Шульце искоса посмотрел на своего собрата по оружию. Светлые волосы Матца безнадежно свалялись, и было видно, что он не брился ровно две недели — с тех самых пор, как поезд доставил его в берлинский госпиталь «Шарите». Вся его полосатая бело-синяя пижама была усыпана сигаретным пеплом, покрывавшим ее, точно снег.
— Ты что же, обращаешься ко мне, роттенфюрер? — сурово бросил Шульце.
— А к кому, черт побери, ты думал, я обращаюсь, ты, червяк? К Уинстону-мать-его-Спенсеру-бляха-муха-Черчиллю?
— Тогда будь любезен вставить в свое обращение мое звание, роттенфюрер! — рявкнул Шульце. — И не забывай демонстрировать чуточку больше уважения к раненому шарфюреру, или я возьму эту твою культяпку, — он показал на ножной протез Матца, свисающий с края белой госпитальной койки, — и засуну ее тебе в задницу так глубоко, что у тебя глаза вылезут наружу!
— Ну хорошо, шарфюрер Шульце. В чем дело? Отчего у тебя такие желудочные боли, из-за которых ты испускаешь газы? В конце концов мы находимся в замечательном безопасном госпитале в тысячах километров за линией фронта, и рядом нет ни одного советского солдата, готового отстрелить нам яйца. Что тебе еще надо, шарфюрер Шульце?
— Я хочу выбраться отсюда, вот чего! Это место уже просто достало. У меня не осталось даже капли выпивки — эта здоровенная костоправша, которая следит за нами, умудрилась лишить меня последней фляжки с пойлом не далее как сегодня утром. Здесь я лишен шлюх. И здесь нет моего батальона! — Шульце, бывший докер из Гамбурга, грустно вздохнул: — Батальон бросил нас, Матц. Бросил нас на милость этих проклятых костоправов, жрущих в тылу бананы; и каждый из них — отъявленное дерьмо, если ты желаешь знать мое мнение. Бросил меня с двумя бесполезными культяпками вместо рук, и тебя — с одной раненой ногой, которой, впрочем, уже нет, и со второй, которую эти горе-медики, похоже, отрежут в любой день, когда им только взбредет в голову. — Шульце зашелся в приступе болезненного кашля и отхаркнулся в огромную медную плевательницу, стоявшую в середине палаты.
Клара, огромная безобразная медсестра из Красного Креста, которая в этот момент обмывала нижнюю часть туловища Однояйцего, гневно посмотрела на Шульце:
— Я запрещаю вам делать это в моем присутствии, шарфюрер. — Ее тон был крайне суровым. — И следите, пожалуйста, за своим языком — не то мне придется пожаловаться главному врачу на ваше поведение.
Она негодующе фыркнула и вернулась к прерванному ей занятию. Однояйцый прикрыл глаза. По его лицу было видно, что он блаженствует.
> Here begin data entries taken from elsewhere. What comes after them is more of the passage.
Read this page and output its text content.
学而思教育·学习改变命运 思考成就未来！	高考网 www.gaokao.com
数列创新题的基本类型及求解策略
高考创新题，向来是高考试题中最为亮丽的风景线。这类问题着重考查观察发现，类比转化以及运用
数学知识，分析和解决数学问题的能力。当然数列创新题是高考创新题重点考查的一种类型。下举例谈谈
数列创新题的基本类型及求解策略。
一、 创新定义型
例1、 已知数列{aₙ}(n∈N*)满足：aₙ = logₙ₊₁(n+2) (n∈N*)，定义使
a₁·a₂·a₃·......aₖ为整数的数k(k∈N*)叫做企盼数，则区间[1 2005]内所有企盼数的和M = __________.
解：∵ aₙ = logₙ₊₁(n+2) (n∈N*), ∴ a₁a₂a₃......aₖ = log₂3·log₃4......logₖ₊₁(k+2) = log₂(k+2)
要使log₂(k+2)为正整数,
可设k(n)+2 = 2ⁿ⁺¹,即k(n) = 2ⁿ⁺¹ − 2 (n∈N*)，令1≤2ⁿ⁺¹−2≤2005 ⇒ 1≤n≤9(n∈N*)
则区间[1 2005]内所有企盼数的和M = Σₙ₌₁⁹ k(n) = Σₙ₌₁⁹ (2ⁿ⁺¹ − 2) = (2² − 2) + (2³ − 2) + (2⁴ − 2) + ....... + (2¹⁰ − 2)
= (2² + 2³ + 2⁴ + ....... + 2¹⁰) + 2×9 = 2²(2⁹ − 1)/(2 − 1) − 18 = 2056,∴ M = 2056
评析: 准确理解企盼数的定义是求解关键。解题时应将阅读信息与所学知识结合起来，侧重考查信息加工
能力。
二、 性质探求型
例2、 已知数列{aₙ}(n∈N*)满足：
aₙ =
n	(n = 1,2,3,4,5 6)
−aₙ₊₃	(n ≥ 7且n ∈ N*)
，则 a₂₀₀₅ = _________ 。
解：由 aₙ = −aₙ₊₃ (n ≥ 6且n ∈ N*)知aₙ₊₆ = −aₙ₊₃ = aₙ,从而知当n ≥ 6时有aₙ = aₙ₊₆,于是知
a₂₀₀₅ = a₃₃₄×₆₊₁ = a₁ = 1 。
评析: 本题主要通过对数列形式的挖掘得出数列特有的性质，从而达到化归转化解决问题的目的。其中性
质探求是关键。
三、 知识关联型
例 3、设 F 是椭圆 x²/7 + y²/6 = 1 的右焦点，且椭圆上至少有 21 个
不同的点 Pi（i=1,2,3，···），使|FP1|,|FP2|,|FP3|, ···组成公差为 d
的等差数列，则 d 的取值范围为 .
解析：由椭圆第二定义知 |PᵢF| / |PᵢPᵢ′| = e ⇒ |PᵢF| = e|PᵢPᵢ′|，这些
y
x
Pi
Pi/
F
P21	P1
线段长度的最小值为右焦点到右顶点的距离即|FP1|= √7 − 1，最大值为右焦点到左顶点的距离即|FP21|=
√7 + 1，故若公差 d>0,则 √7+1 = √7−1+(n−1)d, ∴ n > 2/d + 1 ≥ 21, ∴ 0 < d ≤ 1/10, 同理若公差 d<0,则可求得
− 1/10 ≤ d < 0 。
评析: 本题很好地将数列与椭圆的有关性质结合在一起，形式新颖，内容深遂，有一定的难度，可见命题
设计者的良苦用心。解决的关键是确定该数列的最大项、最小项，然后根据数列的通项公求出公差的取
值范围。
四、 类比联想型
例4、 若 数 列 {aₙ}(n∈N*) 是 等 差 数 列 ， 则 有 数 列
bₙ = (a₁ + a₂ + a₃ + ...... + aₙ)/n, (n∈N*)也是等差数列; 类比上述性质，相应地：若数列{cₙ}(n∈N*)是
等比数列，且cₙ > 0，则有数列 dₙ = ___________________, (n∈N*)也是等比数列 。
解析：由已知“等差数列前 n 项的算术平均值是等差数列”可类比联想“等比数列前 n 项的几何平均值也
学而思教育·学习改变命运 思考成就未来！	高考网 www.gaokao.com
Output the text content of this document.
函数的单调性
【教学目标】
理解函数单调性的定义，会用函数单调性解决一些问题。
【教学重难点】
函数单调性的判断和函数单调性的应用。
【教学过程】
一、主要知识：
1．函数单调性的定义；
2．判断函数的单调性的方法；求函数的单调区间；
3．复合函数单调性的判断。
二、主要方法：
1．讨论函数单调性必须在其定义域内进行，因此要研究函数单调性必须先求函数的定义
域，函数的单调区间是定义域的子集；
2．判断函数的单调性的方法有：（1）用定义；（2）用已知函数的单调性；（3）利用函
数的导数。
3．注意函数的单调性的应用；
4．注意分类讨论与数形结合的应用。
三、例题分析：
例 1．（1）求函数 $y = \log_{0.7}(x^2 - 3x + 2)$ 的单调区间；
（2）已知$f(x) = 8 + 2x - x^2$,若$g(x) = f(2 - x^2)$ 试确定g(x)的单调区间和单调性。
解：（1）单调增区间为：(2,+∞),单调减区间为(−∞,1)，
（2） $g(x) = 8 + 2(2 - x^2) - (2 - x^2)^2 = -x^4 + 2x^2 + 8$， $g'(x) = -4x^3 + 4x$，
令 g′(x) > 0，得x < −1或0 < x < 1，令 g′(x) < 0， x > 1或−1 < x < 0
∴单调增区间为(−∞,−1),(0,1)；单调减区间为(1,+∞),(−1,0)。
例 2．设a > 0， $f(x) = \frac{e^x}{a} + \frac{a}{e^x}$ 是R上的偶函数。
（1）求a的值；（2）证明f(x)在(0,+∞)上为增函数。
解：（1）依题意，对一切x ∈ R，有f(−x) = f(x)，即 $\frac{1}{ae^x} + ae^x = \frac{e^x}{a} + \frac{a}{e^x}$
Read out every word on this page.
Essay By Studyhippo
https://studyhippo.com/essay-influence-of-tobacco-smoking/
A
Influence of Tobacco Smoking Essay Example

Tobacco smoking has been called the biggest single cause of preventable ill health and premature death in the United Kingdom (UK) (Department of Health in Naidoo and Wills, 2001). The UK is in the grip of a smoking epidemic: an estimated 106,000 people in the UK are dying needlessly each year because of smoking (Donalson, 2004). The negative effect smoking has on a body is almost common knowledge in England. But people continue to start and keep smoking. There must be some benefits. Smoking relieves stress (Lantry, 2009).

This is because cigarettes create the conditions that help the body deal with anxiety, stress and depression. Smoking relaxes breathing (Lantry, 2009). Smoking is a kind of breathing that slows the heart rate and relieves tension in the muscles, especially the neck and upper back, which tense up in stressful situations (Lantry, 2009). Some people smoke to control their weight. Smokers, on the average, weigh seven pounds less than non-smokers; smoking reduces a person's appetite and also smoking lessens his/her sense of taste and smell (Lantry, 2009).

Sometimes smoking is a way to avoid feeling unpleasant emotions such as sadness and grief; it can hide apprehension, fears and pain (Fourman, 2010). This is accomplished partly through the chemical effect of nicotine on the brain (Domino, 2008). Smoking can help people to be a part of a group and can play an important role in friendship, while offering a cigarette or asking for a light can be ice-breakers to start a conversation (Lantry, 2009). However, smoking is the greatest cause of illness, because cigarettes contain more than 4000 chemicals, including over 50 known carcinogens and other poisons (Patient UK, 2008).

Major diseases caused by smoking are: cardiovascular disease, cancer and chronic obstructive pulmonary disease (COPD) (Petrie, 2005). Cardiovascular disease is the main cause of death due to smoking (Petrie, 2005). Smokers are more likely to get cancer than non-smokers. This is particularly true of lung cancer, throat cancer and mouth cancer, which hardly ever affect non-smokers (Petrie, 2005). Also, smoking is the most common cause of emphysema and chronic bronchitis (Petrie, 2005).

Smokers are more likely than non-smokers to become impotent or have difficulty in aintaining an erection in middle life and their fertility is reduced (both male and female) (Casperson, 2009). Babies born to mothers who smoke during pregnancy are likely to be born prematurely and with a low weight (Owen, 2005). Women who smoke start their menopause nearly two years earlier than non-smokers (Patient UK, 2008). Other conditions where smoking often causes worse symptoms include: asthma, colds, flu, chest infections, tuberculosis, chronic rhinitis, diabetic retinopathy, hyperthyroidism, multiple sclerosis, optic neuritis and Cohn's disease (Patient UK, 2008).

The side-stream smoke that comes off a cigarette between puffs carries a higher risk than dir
— Вот, Матц, ты видишь, что происходит с женщинами, которые отличаются безобразной внешностью, — не пожелал остаться в долгу Шульце. — Ведь если подобная беда с внешностью постигла, например, мужчину, то он все равно может пойти на Кудамм[4] и просто купить себе любую цыпочку из тех, что стоят там в ожидании клиентов. Но если безобразием отличается женщина, что она может сделать? Она-то ведь не может пойти и купить себе кого-то. — Он пожал плечами и не смог удержаться от гримасы боли. — Все, что ей остается — это доводить себя до сумасшествия собственным пальцем.
Сестра Клара, по-прежнему обмывавшая Однояйцего, побагровела. Шульце с интересом наблюдал за тем, как густой румянец покрыл все ее лицо и начал распространяться вниз по морщинистой шее.
— А ведь во Франции существуют специальные заведения для такого рода женщин, — протянул Матц, включаясь в игру.
— Что?
— Специальные дома, куда могут прийти безобразные женщины, если им приспичит потрахаться.
На широком лице Шульце было написано выражение поддельного негодования:
— Какая низость! Ты только посмотри, что выдумали эти презренные лягушатники. Какое грязное извращение! Нет, только они могли это изобрести. Неудивительно, что наш фюрер в своей бесконечной мудрости решил оказать им услугу, оккупировав их погрязшую в разврате страну два года назад — только чтобы научить их хотя бы толике обычной немецкой порядочности. Ты только представь себе, Матц, что это значит, когда тебя заставляют засовывать ту небольшую штучку, которая болтается у тебя между ног, засовывать ее в это… даже за деньги! — Он мелодраматически закатил глаза к потолку.